Peter, thanks so much for writing this perceptive and warm piece. Lucia was one of a kind.
I’ve always loved My Father, The Genius. What a kick-ass film!
Lucia’s spirit and perseverance were and are inspiring. Making independent docs is a super-tough business where there’s never enough funding, help, PR, engagement, or outreach, and she hung in there for decades. True Grit.
I think I’m one of those many people she cared about and who loved her in return – and were far from the center of her artistic life. She was just a girl I met at the park walking her dog who, after I got to know her mentioned that she made films.
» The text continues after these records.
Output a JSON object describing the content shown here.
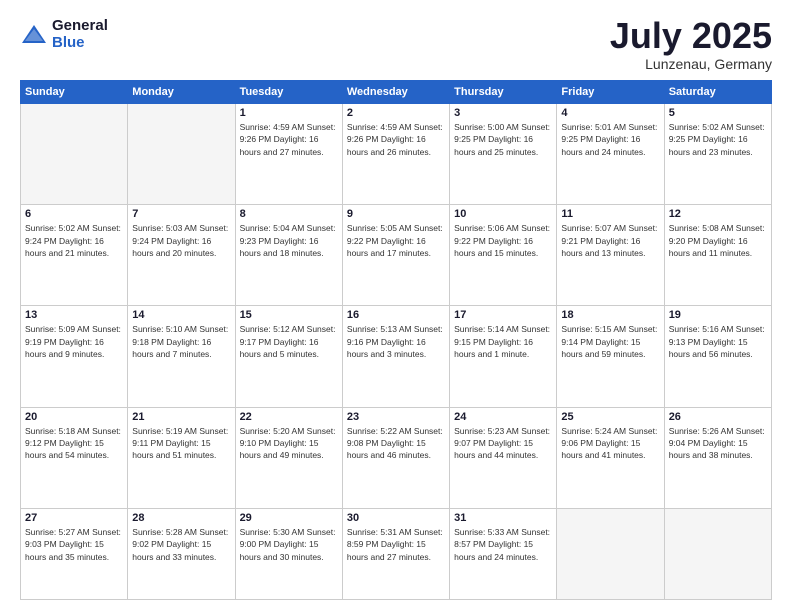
{
  "header": {
    "logo_general": "General",
    "logo_blue": "Blue",
    "title": "July 2025",
    "location": "Lunzenau, Germany"
  },
  "weekdays": [
    "Sunday",
    "Monday",
    "Tuesday",
    "Wednesday",
    "Thursday",
    "Friday",
    "Saturday"
  ],
  "weeks": [
    [
      {
        "day": "",
        "info": ""
      },
      {
        "day": "",
        "info": ""
      },
      {
        "day": "1",
        "info": "Sunrise: 4:59 AM\nSunset: 9:26 PM\nDaylight: 16 hours\nand 27 minutes."
      },
      {
        "day": "2",
        "info": "Sunrise: 4:59 AM\nSunset: 9:26 PM\nDaylight: 16 hours\nand 26 minutes."
      },
      {
        "day": "3",
        "info": "Sunrise: 5:00 AM\nSunset: 9:25 PM\nDaylight: 16 hours\nand 25 minutes."
      },
      {
        "day": "4",
        "info": "Sunrise: 5:01 AM\nSunset: 9:25 PM\nDaylight: 16 hours\nand 24 minutes."
      },
      {
        "day": "5",
        "info": "Sunrise: 5:02 AM\nSunset: 9:25 PM\nDaylight: 16 hours\nand 23 minutes."
      }
    ],
    [
      {
        "day": "6",
        "info": "Sunrise: 5:02 AM\nSunset: 9:24 PM\nDaylight: 16 hours\nand 21 minutes."
      },
      {
        "day": "7",
        "info": "Sunrise: 5:03 AM\nSunset: 9:24 PM\nDaylight: 16 hours\nand 20 minutes."
      },
      {
        "day": "8",
        "info": "Sunrise: 5:04 AM\nSunset: 9:23 PM\nDaylight: 16 hours\nand 18 minutes."
      },
      {
        "day": "9",
        "info": "Sunrise: 5:05 AM\nSunset: 9:22 PM\nDaylight: 16 hours\nand 17 minutes."
      },
      {
        "day": "10",
        "info": "Sunrise: 5:06 AM\nSunset: 9:22 PM\nDaylight: 16 hours\nand 15 minutes."
      },
      {
        "day": "11",
        "info": "Sunrise: 5:07 AM\nSunset: 9:21 PM\nDaylight: 16 hours\nand 13 minutes."
      },
      {
        "day": "12",
        "info": "Sunrise: 5:08 AM\nSunset: 9:20 PM\nDaylight: 16 hours\nand 11 minutes."
      }
    ],
    [
      {
        "day": "13",
        "info": "Sunrise: 5:09 AM\nSunset: 9:19 PM\nDaylight: 16 hours\nand 9 minutes."
      },
      {
        "day": "14",
        "info": "Sunrise: 5:10 AM\nSunset: 9:18 PM\nDaylight: 16 hours\nand 7 minutes."
      },
      {
        "day": "15",
        "info": "Sunrise: 5:12 AM\nSunset: 9:17 PM\nDaylight: 16 hours\nand 5 minutes."
      },
      {
        "day": "16",
        "info": "Sunrise: 5:13 AM\nSunset: 9:16 PM\nDaylight: 16 hours\nand 3 minutes."
      },
      {
        "day": "17",
        "info": "Sunrise: 5:14 AM\nSunset: 9:15 PM\nDaylight: 16 hours\nand 1 minute."
      },
      {
        "day": "18",
        "info": "Sunrise: 5:15 AM\nSunset: 9:14 PM\nDaylight: 15 hours\nand 59 minutes."
      },
      {
        "day": "19",
        "info": "Sunrise: 5:16 AM\nSunset: 9:13 PM\nDaylight: 15 hours\nand 56 minutes."
      }
    ],
    [
      {
        "day": "20",
        "info": "Sunrise: 5:18 AM\nSunset: 9:12 PM\nDaylight: 15 hours\nand 54 minutes."
      },
      {
        "day": "21",
        "info": "Sunrise: 5:19 AM\nSunset: 9:11 PM\nDaylight: 15 hours\nand 51 minutes."
      },
      {
        "day": "22",
        "info": "Sunrise: 5:20 AM\nSunset: 9:10 PM\nDaylight: 15 hours\nand 49 minutes."
      },
      {
        "day": "23",
        "info": "Sunrise: 5:22 AM\nSunset: 9:08 PM\nDaylight: 15 hours\nand 46 minutes."
      },
      {
        "day": "24",
        "info": "Sunrise: 5:23 AM\nSunset: 9:07 PM\nDaylight: 15 hours\nand 44 minutes."
      },
      {
        "day": "25",
        "info": "Sunrise: 5:24 AM\nSunset: 9:06 PM\nDaylight: 15 hours\nand 41 minutes."
      },
      {
        "day": "26",
        "info": "Sunrise: 5:26 AM\nSunset: 9:04 PM\nDaylight: 15 hours\nand 38 minutes."
      }
    ],
    [
      {
        "day": "27",
        "info": "Sunrise: 5:27 AM\nSunset: 9:03 PM\nDaylight: 15 hours\nand 35 minutes."
      },
      {
        "day": "28",
        "info": "Sunrise: 5:28 AM\nSunset: 9:02 PM\nDaylight: 15 hours\nand 33 minutes."
      },
      {
        "day": "29",
        "info": "Sunrise: 5:30 AM\nSunset: 9:00 PM\nDaylight: 15 hours\nand 30 minutes."
      },
      {
        "day": "30",
        "info": "Sunrise: 5:31 AM\nSunset: 8:59 PM\nDaylight: 15 hours\nand 27 minutes."
      },
      {
        "day": "31",
        "info": "Sunrise: 5:33 AM\nSunset: 8:57 PM\nDaylight: 15 hours\nand 24 minutes."
      },
      {
        "day": "",
        "info": ""
      },
      {
        "day": "",
        "info": ""
      }
    ]
  ]
}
The last time we spoke she had just returned from a “trip of a lifetime” and the last time we texted she was still riding the high from “the best day of her life” (premiere of “Girl Talk.”
I met Lucia via Beth Harrington on The Blinking Madonna film. Lucia was bright, brilliant, a light-like her name. Intense, with clear intent. So happy to see this tribute. Rest softly Lucia.
I only recently learned of Lucia’s passing from her father who is a friend, occasional visitor and also happens to be the architect of this house, built by him that I have the privilege of living in now on the Oregon coast. A few of my neighbors told me of the film, and I was able to see it several years ago and it was quite revealing not only in his talents as a designer but also his ego and family life. I wish I had known Lucia personally as she embodied truly professional talents and contributed to so many others. I’m sure she will be missed by all her friends and fellow film makers. She was so fortunate to have been a respected member of her film community.